Le président du Congrès juif mondial (WJC), Ronald S. Lauder, s’est plaint du fait que la proposition « va à l’encontre de la Constitution de l’UNESCO, qui stipule très clairement que l’objectif de l’organisation est de contribuer à la paix et à la sécurité en favorisant la collaboration et la coexistence ».

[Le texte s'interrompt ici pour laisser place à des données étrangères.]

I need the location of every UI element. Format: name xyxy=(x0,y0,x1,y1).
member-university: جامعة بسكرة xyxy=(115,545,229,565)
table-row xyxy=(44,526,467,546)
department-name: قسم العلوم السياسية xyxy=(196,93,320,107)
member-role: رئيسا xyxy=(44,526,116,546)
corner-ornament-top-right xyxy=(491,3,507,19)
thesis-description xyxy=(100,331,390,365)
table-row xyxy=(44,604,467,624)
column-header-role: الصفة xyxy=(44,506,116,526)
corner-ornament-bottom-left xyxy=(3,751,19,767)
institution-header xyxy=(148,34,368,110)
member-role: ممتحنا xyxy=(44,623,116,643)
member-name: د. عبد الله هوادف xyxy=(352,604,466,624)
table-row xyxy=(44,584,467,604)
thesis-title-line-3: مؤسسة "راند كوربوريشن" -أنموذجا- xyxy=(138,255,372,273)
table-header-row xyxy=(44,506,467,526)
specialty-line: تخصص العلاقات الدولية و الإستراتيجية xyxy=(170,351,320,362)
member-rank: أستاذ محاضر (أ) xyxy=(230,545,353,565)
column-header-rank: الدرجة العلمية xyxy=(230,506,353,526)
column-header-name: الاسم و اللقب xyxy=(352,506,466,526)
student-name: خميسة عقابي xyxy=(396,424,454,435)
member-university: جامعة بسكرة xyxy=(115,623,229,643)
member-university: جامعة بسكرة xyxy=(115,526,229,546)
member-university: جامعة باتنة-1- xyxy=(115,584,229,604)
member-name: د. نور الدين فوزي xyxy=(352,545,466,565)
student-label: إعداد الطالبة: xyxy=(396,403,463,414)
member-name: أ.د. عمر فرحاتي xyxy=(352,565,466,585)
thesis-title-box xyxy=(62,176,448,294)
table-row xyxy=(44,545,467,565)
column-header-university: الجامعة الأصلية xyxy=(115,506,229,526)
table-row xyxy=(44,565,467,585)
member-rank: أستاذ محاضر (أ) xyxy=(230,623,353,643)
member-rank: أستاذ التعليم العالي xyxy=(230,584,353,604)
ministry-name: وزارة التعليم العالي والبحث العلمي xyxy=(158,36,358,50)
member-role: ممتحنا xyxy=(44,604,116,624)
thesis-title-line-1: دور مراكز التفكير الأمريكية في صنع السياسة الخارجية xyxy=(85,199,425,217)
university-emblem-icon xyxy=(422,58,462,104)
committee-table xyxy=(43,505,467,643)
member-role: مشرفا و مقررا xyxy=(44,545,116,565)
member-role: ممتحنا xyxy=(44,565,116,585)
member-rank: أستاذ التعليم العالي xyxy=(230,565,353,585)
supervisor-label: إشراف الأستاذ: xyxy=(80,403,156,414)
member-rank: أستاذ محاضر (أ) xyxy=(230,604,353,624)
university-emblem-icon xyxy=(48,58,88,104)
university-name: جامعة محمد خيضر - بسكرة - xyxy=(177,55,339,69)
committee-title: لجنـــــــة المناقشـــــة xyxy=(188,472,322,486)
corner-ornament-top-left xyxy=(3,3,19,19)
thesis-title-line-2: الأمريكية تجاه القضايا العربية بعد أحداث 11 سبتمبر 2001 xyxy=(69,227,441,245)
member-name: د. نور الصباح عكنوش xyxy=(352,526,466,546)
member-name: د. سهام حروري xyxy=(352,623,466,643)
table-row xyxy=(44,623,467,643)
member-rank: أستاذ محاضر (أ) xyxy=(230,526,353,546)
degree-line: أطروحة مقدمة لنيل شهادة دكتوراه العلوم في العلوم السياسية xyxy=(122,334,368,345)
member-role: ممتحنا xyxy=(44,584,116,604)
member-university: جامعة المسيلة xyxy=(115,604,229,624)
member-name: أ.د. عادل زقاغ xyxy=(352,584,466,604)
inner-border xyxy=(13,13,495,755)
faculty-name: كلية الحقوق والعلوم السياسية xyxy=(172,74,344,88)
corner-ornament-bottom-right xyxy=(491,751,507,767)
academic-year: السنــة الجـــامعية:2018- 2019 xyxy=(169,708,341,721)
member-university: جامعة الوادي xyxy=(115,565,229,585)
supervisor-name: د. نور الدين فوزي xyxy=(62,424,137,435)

« Ce serait se moquer du principe fondateur si le Conseil exécutif de l’UNESCO soutenait une telle résolution. L’UNESCO ne doit pas être transformé en un champ de bataille pour les conflits entre les religions », a-t-il ajouté. « Déclarer que le mur Occidental du mont du Temple, le lieu le plus saint du judaïsme, est un site musulman serait une parodie. Au lieu de favoriser la paix, cela ne ferait qu’encourager les extrémistes à intensifier leur campagne contre les Juifs, en Israël et ailleurs ».

Jonathan A. Greenblatt, le chef de la direction de l’Anti-Defamation League (ADL), a décrit la manœuvre comme étant « une manipulation cynique et incendiaire pour exacerber et perpétuer les tensions religieuses et politiques déjà accrues à Jérusalem ».

« C’est d’une ironie tragique qu’alors que le gouvernement israélien reconnaisse activement les lieux saints musulmans à Jérusalem et à travers le pays et garantisse et protège la liberté de culte, les Palestiniens et leurs alliés de l’exécutif de l’UNESCO tentent de diminuer, de refuser ou de remplacer le lien juif indéniable aux lieux saints à Jérusalem », a poursuivi Greenblatt. « Dans le cas du mont du Temple / le noble Sanctuaire, Israël s’est engagé à l’arrangement du ‘statu quo’ depuis longtemnps en vertu duquel la gestion et l’accès musulman est assuré à ce lieu saint partagé ».

Comme Harris et Lauder, Greenblatt a également appelé les membres du Conseil exécutif de l’UNESCO à rejeter la résolution.

De même, les Fédérations juives d’Amérique du Nord ont publié leur propre condamnation de la résolution, la décrivant comme « un affront au peuple juif ».

« Alors que la violence en Israël continue d’augmenter, les Palestiniens ainsi que la communauté internationale ont faussement accusé Israël de changer le statu quo sur le mont du Temple et allument cette vague actuelle de terrorisme », a ajouté l’organisation dans son communiqué.

« Cependant, ce sont les Palestiniens – et leurs commanditaires à l’UNESCO – qui travaillent à changer le statu quo, pas Israël ».

Cette résolution intervient quatre ans après que l’UNESCO ait voté pour accepter l’Autorité palestinienne en tant que membre à part entière, une action qui a conduit les Etats-Unis à arrêter son financement à l’organisme des Nations unies et cinq ans après une autre résolution où l’UNESCO a déclaré que le Tombeau des Patriarches et le Tombeau de Rachel sont tous deux « palestiniens ».